I’ve been sitting here with nothing written and seemingly no inspiration for two hours and fifteen minutes. I’m experiencing one of those doldrums kinds of days. Not exactly depressed, just no wind in the sails. Nothing is suggesting itself as a topic, or rather many things have, but I have dismissed them one at a time.
So much of my life has been lived in this kind of state. There’s nothing particularly wrong here but neither am I feeling super-alive and inspired. I’m here, I’m having a good day, but I am also just kind of going through the motions. I remember when I was in grad school hearing a talk by Nobel Prize winner Arnold Kornberg who spoke of having these uninspired days. He said the key for him was to find something useful to do on those days. Anything. Those were the days he said when you might make all your stock solutions for routine lab procedures. I remember often cleaning my lab bench on my off days. If inspiration wasn’t forthcoming, at least I could end the day having accomplished something positive.
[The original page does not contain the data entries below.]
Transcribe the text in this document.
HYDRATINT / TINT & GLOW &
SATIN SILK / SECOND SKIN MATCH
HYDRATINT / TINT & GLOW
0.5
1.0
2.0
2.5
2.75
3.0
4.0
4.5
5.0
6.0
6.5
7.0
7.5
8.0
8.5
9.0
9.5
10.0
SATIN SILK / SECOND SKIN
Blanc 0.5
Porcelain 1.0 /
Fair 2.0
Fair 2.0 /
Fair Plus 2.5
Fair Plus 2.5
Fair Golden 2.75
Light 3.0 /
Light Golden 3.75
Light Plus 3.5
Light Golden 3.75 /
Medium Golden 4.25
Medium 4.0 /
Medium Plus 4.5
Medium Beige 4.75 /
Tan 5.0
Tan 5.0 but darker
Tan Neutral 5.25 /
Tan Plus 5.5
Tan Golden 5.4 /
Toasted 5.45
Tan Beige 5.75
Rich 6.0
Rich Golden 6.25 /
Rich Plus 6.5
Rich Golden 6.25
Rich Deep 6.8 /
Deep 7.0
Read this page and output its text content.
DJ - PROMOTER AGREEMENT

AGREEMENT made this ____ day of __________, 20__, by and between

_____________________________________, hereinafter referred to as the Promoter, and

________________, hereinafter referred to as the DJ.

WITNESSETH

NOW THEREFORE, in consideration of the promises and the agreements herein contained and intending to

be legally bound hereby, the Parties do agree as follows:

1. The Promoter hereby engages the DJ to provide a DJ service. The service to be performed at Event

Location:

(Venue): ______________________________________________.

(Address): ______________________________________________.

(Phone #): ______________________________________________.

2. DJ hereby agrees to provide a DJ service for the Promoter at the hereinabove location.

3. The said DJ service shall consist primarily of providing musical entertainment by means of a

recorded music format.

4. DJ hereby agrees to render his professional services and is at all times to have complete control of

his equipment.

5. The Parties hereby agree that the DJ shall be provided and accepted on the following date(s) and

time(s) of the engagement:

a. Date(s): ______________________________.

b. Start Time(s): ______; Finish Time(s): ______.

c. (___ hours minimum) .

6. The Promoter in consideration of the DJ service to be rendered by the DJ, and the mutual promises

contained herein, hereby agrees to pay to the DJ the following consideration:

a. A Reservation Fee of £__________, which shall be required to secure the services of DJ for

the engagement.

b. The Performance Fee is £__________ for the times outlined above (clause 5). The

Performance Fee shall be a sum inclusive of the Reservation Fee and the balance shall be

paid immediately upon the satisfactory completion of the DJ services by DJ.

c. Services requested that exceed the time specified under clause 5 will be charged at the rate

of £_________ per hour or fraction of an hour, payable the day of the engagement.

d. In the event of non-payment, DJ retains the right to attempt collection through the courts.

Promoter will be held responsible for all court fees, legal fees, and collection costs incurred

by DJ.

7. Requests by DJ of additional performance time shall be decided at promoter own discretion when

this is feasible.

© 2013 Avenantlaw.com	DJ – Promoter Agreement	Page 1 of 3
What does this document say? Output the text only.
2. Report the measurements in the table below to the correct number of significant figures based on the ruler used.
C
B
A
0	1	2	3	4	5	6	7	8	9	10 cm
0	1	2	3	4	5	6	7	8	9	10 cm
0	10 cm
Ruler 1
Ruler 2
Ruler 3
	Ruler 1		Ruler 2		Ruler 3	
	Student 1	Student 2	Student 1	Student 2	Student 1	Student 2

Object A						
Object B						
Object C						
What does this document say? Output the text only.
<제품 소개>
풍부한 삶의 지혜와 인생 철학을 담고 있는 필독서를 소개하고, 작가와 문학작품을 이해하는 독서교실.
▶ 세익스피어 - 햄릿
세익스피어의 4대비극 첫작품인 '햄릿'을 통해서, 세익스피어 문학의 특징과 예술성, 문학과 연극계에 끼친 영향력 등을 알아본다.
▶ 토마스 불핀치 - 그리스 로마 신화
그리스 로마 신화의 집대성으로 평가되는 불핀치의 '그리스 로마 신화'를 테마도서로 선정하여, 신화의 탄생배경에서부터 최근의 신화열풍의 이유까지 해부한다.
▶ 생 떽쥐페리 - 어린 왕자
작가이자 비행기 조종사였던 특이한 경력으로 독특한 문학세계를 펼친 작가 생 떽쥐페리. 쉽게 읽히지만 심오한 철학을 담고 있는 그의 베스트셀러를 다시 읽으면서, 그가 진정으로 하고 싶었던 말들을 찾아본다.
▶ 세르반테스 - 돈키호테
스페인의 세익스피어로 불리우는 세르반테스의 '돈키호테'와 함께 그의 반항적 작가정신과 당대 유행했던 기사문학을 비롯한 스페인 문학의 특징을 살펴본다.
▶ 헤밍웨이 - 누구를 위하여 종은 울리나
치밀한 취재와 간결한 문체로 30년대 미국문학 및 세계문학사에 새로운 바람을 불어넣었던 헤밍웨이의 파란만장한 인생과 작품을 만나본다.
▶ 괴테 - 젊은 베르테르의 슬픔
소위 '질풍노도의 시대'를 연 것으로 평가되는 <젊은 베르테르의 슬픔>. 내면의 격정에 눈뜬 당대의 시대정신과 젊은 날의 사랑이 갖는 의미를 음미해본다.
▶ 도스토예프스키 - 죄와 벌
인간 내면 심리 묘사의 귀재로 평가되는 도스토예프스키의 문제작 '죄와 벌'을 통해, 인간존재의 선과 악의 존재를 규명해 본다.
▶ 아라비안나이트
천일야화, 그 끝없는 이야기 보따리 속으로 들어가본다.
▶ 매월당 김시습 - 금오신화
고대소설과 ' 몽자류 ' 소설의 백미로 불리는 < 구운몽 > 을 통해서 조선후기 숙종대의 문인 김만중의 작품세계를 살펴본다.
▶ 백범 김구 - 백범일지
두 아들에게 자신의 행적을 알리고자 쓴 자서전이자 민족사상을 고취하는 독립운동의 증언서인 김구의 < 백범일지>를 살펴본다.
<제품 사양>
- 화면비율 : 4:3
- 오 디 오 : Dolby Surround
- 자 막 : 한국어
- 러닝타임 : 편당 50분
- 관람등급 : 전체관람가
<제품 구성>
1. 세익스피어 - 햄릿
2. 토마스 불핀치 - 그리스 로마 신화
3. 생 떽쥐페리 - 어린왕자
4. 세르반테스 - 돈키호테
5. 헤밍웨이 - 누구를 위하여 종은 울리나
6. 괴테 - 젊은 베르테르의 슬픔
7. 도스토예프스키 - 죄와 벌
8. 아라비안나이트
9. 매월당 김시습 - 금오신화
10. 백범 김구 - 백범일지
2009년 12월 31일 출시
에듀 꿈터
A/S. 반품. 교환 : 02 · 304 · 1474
And this is the way that “spiritual” life is too. I put spiritual in quotes just because we tend to think of it as something special and quite different from ordinary life. But is it really? We may imagine spiritual life as something that is always glow-y and radiant, always tingling our spiritual senses. And there are those moments, for sure. But so much of life is just the “rice and beans” experience of basic living. We go to work. We clean the dishes and monitor finances. We replace a broken shoelace and put gas in the car. We work through inevitable upsets that occur in our families and friend groups. We wake up grumpy, depressed, or just kind of blah. It’s not exactly a desert experience of feeling the absence of spiritual presence, but neither is this a place of ease, flow, and joy.
How do you work with your off days, your days in the doldrums? (I hardly want to call them “off” because I imagine that for some of us, they are more the norm than the exception.) What are some of your favorite things to do when your muse is nowhere to be found?
Life is fleeting and precious. Though we cannot demand that our mood shift on a dime or that inspiration always be at our side, it’s my experience that we can with practice, more and more skillfully work with every kind of moment, potentially finding in any of them, the precious now, hidden in plain sight.